O’Rourke could be primary wild card
WASHINGTON — The 2020 Democratic presidential primary, already expected to be the party’s most wide open in decades, has been jostled on the eve of many long-plotted campaign announcements by a political threat that few contenders bothered considering until recently:
Will a soon-to-be-former congressman, with an unremarkable legislative record and a Senate loss, upend their plans?
Rep. Beto O’Rourke of Texas has emerged as the wild card of the presidential campaign-inwaiting for a Democratic Party that lacks a clear 2020 front-runner. After a star-making turn in his close race against Sen. Ted Cruz, O’Rourke is increasingly serious about a 2020 run — a development that is rousing activists in early-voting states, leading veterans of former president Barack Obama’s political operation (and Obama himself ) to offer their counsel and hampering would-be rivals who are scrambling to lock down influential supporters and strategists as future campaign staff.
Advisers to other prospective Democratic candidates for 2020 acknowledge that O’Rourke is worthy of their concern. His record-setting success with small donors would test the grassroots strength of progressives like Sens. Elizabeth Warren of Massachusetts and Bernie Sanders of Vermont. His sometimes saccharine call to summon the nation’s better angels would compete with the likely pitch of Sen. Cory Booker of New Jersey.

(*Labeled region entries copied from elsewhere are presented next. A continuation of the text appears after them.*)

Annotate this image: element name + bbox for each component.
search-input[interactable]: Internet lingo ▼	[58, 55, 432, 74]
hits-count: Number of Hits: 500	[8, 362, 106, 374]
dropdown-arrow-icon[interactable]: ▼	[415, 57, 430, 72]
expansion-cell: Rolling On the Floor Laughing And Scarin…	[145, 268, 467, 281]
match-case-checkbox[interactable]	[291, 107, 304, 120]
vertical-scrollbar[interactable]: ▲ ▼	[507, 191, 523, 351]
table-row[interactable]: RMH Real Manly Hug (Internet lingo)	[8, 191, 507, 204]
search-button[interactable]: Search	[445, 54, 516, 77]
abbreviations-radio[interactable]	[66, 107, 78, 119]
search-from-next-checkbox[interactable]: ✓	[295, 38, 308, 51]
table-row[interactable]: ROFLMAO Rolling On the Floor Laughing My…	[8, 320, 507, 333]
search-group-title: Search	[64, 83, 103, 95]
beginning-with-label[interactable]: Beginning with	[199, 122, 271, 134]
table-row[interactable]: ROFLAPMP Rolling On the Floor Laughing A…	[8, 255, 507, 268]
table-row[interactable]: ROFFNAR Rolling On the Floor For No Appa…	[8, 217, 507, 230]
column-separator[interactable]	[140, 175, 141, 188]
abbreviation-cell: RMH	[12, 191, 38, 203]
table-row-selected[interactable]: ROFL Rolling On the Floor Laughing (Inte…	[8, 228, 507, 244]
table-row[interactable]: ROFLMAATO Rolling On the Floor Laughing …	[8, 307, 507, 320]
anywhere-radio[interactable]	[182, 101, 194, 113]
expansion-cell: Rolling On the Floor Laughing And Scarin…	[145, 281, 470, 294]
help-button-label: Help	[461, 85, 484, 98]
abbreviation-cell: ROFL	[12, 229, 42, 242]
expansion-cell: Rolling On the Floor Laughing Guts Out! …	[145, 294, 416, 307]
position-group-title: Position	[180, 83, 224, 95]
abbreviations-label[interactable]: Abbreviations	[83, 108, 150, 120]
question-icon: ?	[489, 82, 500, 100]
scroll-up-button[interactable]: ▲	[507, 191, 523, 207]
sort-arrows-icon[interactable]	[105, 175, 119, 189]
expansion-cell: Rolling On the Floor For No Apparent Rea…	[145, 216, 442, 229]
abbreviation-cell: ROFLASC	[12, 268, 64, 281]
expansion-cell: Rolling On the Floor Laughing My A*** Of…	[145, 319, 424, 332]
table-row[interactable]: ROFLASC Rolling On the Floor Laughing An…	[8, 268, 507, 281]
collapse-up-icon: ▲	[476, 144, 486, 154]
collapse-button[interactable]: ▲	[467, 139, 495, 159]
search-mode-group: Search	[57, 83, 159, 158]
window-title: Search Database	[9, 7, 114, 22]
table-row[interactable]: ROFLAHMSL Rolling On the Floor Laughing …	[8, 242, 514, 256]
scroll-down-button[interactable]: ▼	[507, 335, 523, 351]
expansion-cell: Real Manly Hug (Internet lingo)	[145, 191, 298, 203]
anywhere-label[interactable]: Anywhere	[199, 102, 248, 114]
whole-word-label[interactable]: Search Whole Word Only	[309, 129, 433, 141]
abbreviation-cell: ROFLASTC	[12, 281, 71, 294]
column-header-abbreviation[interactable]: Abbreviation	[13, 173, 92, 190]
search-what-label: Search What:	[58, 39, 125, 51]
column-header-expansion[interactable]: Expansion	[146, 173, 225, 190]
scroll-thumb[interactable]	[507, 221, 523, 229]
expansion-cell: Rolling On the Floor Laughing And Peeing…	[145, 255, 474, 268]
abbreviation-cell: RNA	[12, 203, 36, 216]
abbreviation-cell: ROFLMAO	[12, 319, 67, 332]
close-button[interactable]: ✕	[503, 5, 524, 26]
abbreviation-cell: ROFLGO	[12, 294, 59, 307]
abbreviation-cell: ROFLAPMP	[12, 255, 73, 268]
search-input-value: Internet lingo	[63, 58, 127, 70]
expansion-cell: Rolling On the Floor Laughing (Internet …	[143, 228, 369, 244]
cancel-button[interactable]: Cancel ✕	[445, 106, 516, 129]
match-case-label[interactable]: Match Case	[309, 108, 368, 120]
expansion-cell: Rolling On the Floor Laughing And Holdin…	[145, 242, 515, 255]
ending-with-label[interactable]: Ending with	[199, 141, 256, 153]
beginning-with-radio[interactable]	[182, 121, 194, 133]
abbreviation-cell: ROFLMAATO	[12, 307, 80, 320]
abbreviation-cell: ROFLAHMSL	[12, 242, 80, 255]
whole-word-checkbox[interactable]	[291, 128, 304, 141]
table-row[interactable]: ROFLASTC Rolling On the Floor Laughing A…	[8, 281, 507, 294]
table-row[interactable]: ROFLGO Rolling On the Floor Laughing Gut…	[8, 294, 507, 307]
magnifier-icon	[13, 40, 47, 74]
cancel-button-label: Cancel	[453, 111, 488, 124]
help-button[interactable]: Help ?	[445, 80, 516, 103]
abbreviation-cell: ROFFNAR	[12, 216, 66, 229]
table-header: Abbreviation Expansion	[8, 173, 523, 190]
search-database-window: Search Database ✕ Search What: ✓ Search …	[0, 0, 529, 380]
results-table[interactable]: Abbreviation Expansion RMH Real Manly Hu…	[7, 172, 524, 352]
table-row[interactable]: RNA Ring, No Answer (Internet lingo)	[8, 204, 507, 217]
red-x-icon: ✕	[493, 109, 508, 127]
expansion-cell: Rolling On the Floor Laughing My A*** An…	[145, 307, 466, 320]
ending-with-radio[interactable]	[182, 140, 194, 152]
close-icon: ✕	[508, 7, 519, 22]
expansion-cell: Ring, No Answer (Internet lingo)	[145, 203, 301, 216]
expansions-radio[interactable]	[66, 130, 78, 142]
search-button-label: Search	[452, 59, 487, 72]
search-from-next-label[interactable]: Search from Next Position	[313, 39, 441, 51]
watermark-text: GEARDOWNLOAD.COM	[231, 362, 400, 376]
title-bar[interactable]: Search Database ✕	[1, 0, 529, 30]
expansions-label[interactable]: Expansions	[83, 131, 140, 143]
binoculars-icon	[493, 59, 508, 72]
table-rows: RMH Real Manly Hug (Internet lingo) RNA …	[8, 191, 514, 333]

And his appeal to some former Obama advisers — and, potentially, his electoral coalition of young people, women and often infrequent voters — could complicate a possible run for former vice-president Joe Biden, who would aim to win back many of his former boss’ constituencies.
O’Rourke would surely have vulnerabilities in a primary, including an absence of signature policy feats or a centrepiece issue to date. In his Senate race, he was often disinclined to go negative, frustrating some Democrats who believe he wasted a chance to defeat Cruz, and he struggled at times in some traditional formats like televised debates. He is, by admission and design, not the political brawler some Democrats might crave against a president they loathe. And his candidacy would not be history-making like Obama’s nor many of his likely peers’ in the field, in an election when many activists may want a female or non-white nominee.
But the fact that O’Rourke is even considering a run speaks to uncertainty in the party, as simmering opposition to President Trump is colliding with crosscurrents of gender, race, ideology and age within its ranks.
With some three dozen Democrats considering presidential campaigns, the field could end up so crowded that the vote gets diluted — a phenomenon that helped Trump edge ahead of the Republican pack in 2016.